Overview
This article focuses on the differences between Source Spend Value and Anticipated Spend, helping you understand how these values are represented in Tropic’s system and their practical use.
Source Spend Value vs. Anticipated Spend
Source Spend Value represents the value recorded in the supplier's currency, exactly as stated in the contract. This value reflects the supplier's original terms and does not factor in currency conversions or adjustments.
For example, if a supplier quotes €10,000 for a contract, this amount will be recorded as the Source Spend Value.
Anticipated Spend refers to the value of the contract converted into your organization's base currency. This value is used for internal budgeting, forecasting, and financial reporting.
For instance, if your base currency is USD and the exchange rate is 1 EUR = 1.10 USD, the Anticipated Spend would be $11,000.
How Are These Values Used?
Source Spend Value is helpful for:
- Reviewing contract terms in the supplier's original currency.
- Comparing quoted values from different suppliers operating in the same currency.
For more details on tracking spend values at the contract level, see Comprehensive Overview of Contracted Spend.

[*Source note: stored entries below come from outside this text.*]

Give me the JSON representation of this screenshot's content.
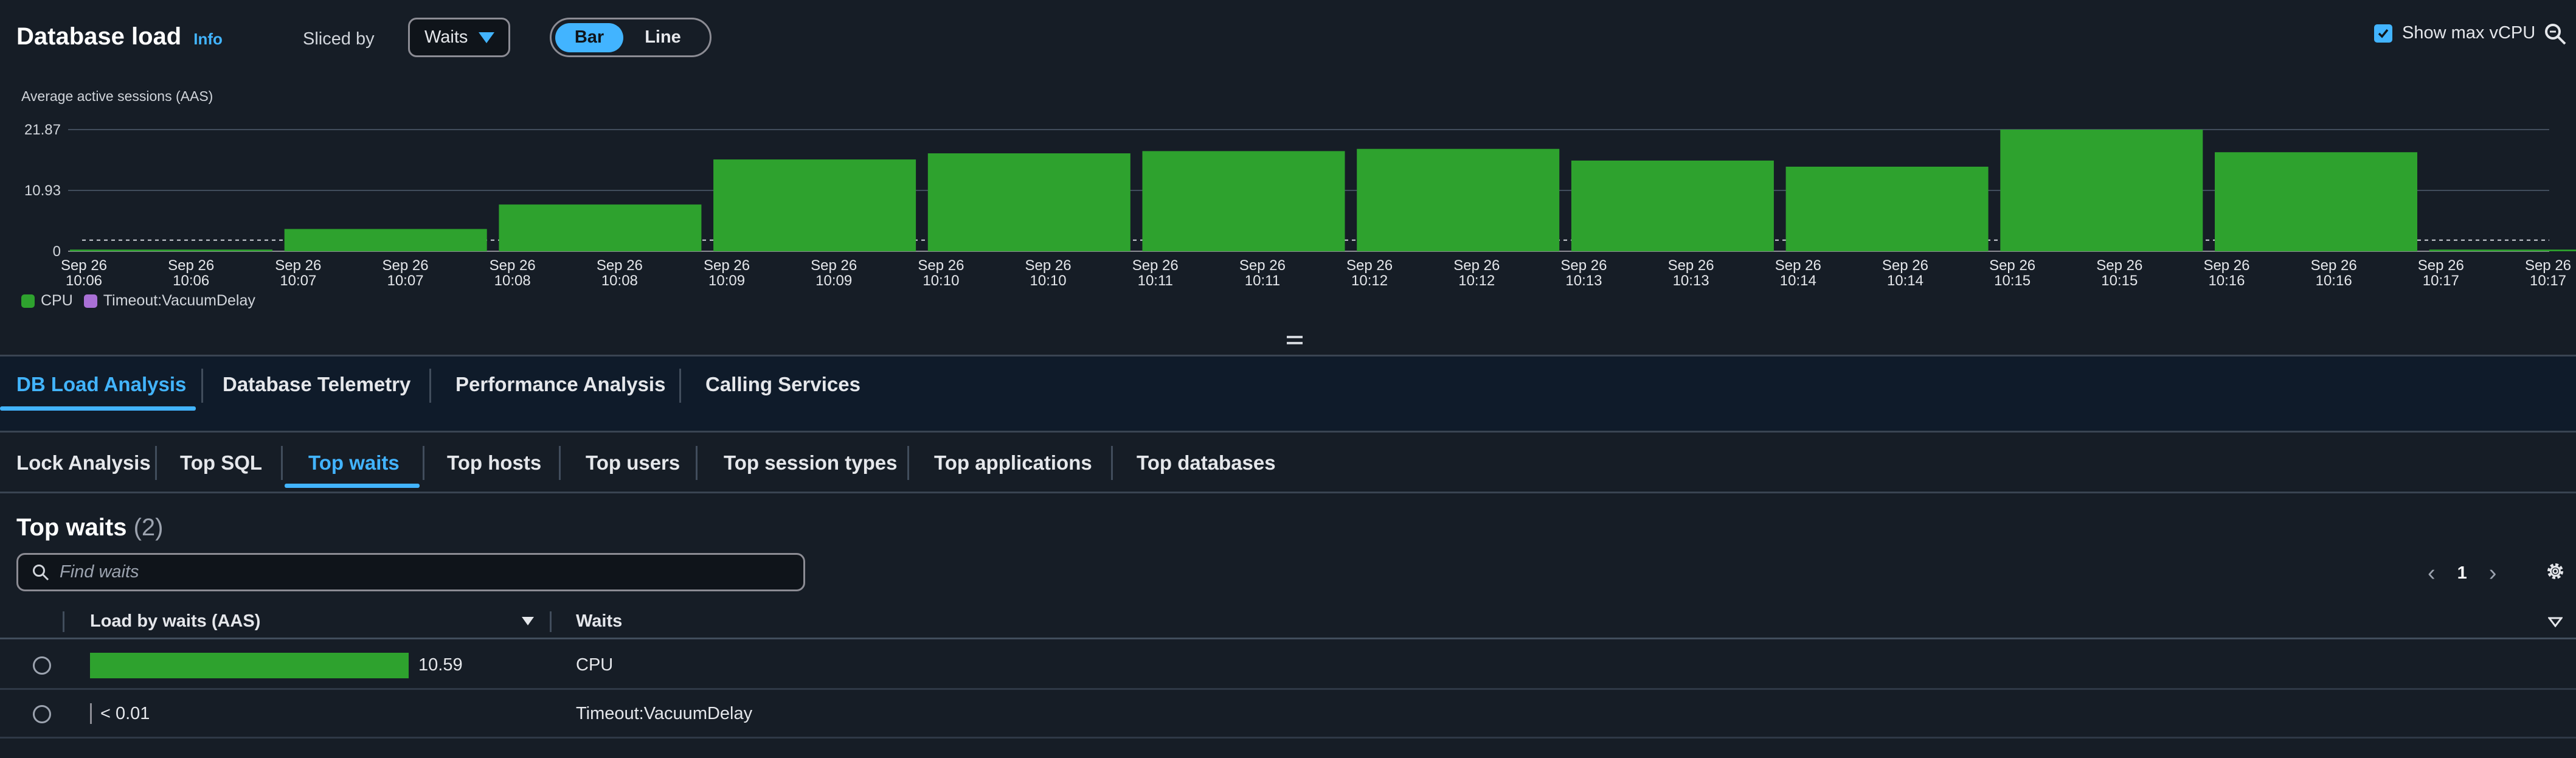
{
  "header": {
    "title": "Database load",
    "info": "Info",
    "sliced_by_label": "Sliced by",
    "sliced_by_value": "Waits",
    "view_toggle": {
      "bar": "Bar",
      "line": "Line",
      "selected": "Bar"
    },
    "show_max_vcpu_label": "Show max vCPU",
    "show_max_vcpu_checked": true
  },
  "chart_data": {
    "type": "bar",
    "ylabel": "Average active sessions (AAS)",
    "y_ticks": [
      "0",
      "10.93",
      "21.87"
    ],
    "ylim": [
      0,
      21.87
    ],
    "x_ticks": [
      "Sep 26 10:06",
      "Sep 26 10:06",
      "Sep 26 10:07",
      "Sep 26 10:07",
      "Sep 26 10:08",
      "Sep 26 10:08",
      "Sep 26 10:09",
      "Sep 26 10:09",
      "Sep 26 10:10",
      "Sep 26 10:10",
      "Sep 26 10:11",
      "Sep 26 10:11",
      "Sep 26 10:12",
      "Sep 26 10:12",
      "Sep 26 10:13",
      "Sep 26 10:13",
      "Sep 26 10:14",
      "Sep 26 10:14",
      "Sep 26 10:15",
      "Sep 26 10:15",
      "Sep 26 10:16",
      "Sep 26 10:16",
      "Sep 26 10:17",
      "Sep 26 10:17"
    ],
    "series": [
      {
        "name": "CPU",
        "color": "#2ea22e",
        "values": [
          0.3,
          4.0,
          8.4,
          16.5,
          17.6,
          18.0,
          18.4,
          16.3,
          15.2,
          21.87,
          17.8,
          0.3
        ]
      },
      {
        "name": "Timeout:VacuumDelay",
        "color": "#a970d6",
        "values": [
          0,
          0,
          0,
          0,
          0,
          0,
          0,
          0,
          0,
          0,
          0,
          0
        ]
      }
    ],
    "max_vcpu": 2,
    "grid": true,
    "legend": "bottom-left"
  },
  "main_tabs": [
    "DB Load Analysis",
    "Database Telemetry",
    "Performance Analysis",
    "Calling Services"
  ],
  "sub_tabs": [
    "Lock Analysis",
    "Top SQL",
    "Top waits",
    "Top hosts",
    "Top users",
    "Top session types",
    "Top applications",
    "Top databases"
  ],
  "top_waits": {
    "title": "Top waits",
    "count": "(2)",
    "search_placeholder": "Find waits",
    "page": "1",
    "columns": {
      "load": "Load by waits (AAS)",
      "waits": "Waits"
    },
    "rows": [
      {
        "load": "10.59",
        "wait": "CPU",
        "bar_fraction": 1.0
      },
      {
        "load": "< 0.01",
        "wait": "Timeout:VacuumDelay",
        "bar_fraction": 0
      }
    ]
  }
}
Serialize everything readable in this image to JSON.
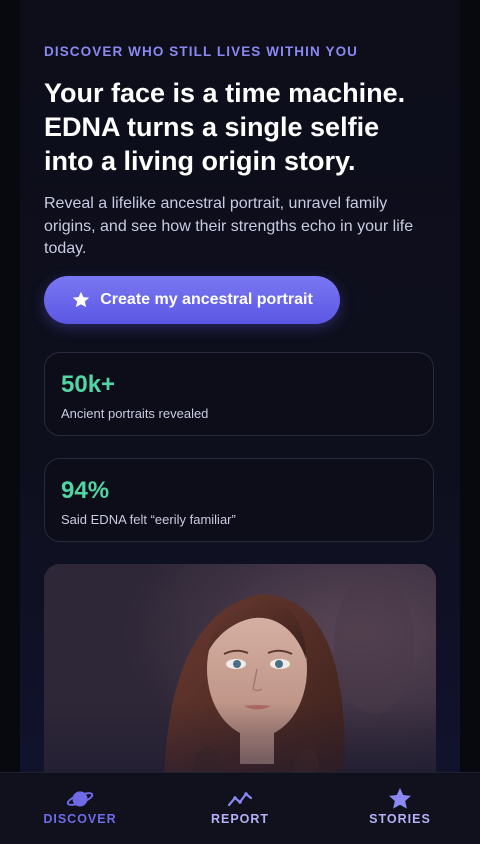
{
  "hero": {
    "eyebrow": "DISCOVER WHO STILL LIVES WITHIN YOU",
    "headline_lines": [
      "Your face is a time machine.",
      "EDNA turns a single selfie",
      "into a living origin story."
    ],
    "intro": "Reveal a lifelike ancestral portrait, unravel family origins, and see how their strengths echo in your life today.",
    "cta": {
      "icon": "star-icon",
      "label": "Create my ancestral portrait"
    }
  },
  "stats": [
    {
      "value": "50k+",
      "label": "Ancient portraits revealed"
    },
    {
      "value": "94%",
      "label": "Said EDNA felt “eerily familiar”"
    }
  ],
  "portrait": {
    "subject": "ancestral-portrait-woman"
  },
  "bottom_nav": {
    "items": [
      {
        "icon": "planet-icon",
        "label": "DISCOVER",
        "active": true
      },
      {
        "icon": "trend-line-icon",
        "label": "REPORT",
        "active": false
      },
      {
        "icon": "star-icon",
        "label": "STORIES",
        "active": false
      }
    ]
  },
  "colors": {
    "background": "#08090f",
    "accent": "#6e6ae8",
    "accent_light": "#8b88f2",
    "stat_value": "#4fd6a4",
    "headline": "#ffffff",
    "body_text": "#c9cbe2"
  }
}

Anticipated Spend is valuable for:
- Ensuring internal budgets align with contracts.
- Evaluating financial commitments across contracts, regardless of the supplier’s currency.
Example Scenario
Here are two examples of how Source Spend Value and Anticipated Spend appear in requests:
Request 1: Breadcrumbs
- Source Spend Value: €986 EUR
- Anticipated Spend (in USD): $1,095.45 (based on an exchange rate of 1 EUR = 1.1111 USD).
- Scenario: The supplier operates in EUR, and the value has been converted to USD for internal reporting and budgeting.
Request 2: Code Climate
- Source Spend Value: €295 EUR
- Anticipated Spend (in USD): $327 (based on an exchange rate of 1 EUR = 1.1111 USD).
- Scenario: This smaller request demonstrates how Tropic standardizes financial data by converting Source Spend Value into Anticipated Spend.
By presenting both values clearly, Tropic ensures your organization can accurately assess and plan financial commitments across currencies.
How to Access These Fields
To view Anticipated Spend and Spend Source Value, follow these steps:
- Navigate to the Requests Section in Tropic.
- Review the table columns to locate:
- Anticipated Spend: Displays the value of the request in your base currency.
- Spend Source Value: Displays the value in the supplier's original currency as specified in the request.
Use these fields to compare original and converted spend values for budgeting and reporting purposes.
When to Use Source vs. Anticipated Spend
- Source Spend Value: Use for supplier negotiations and contract evaluations in the supplier's terms.
- Anticipated Spend: Use for internal financial reporting, forecasting, and aligning budgets in your organization’s base currency.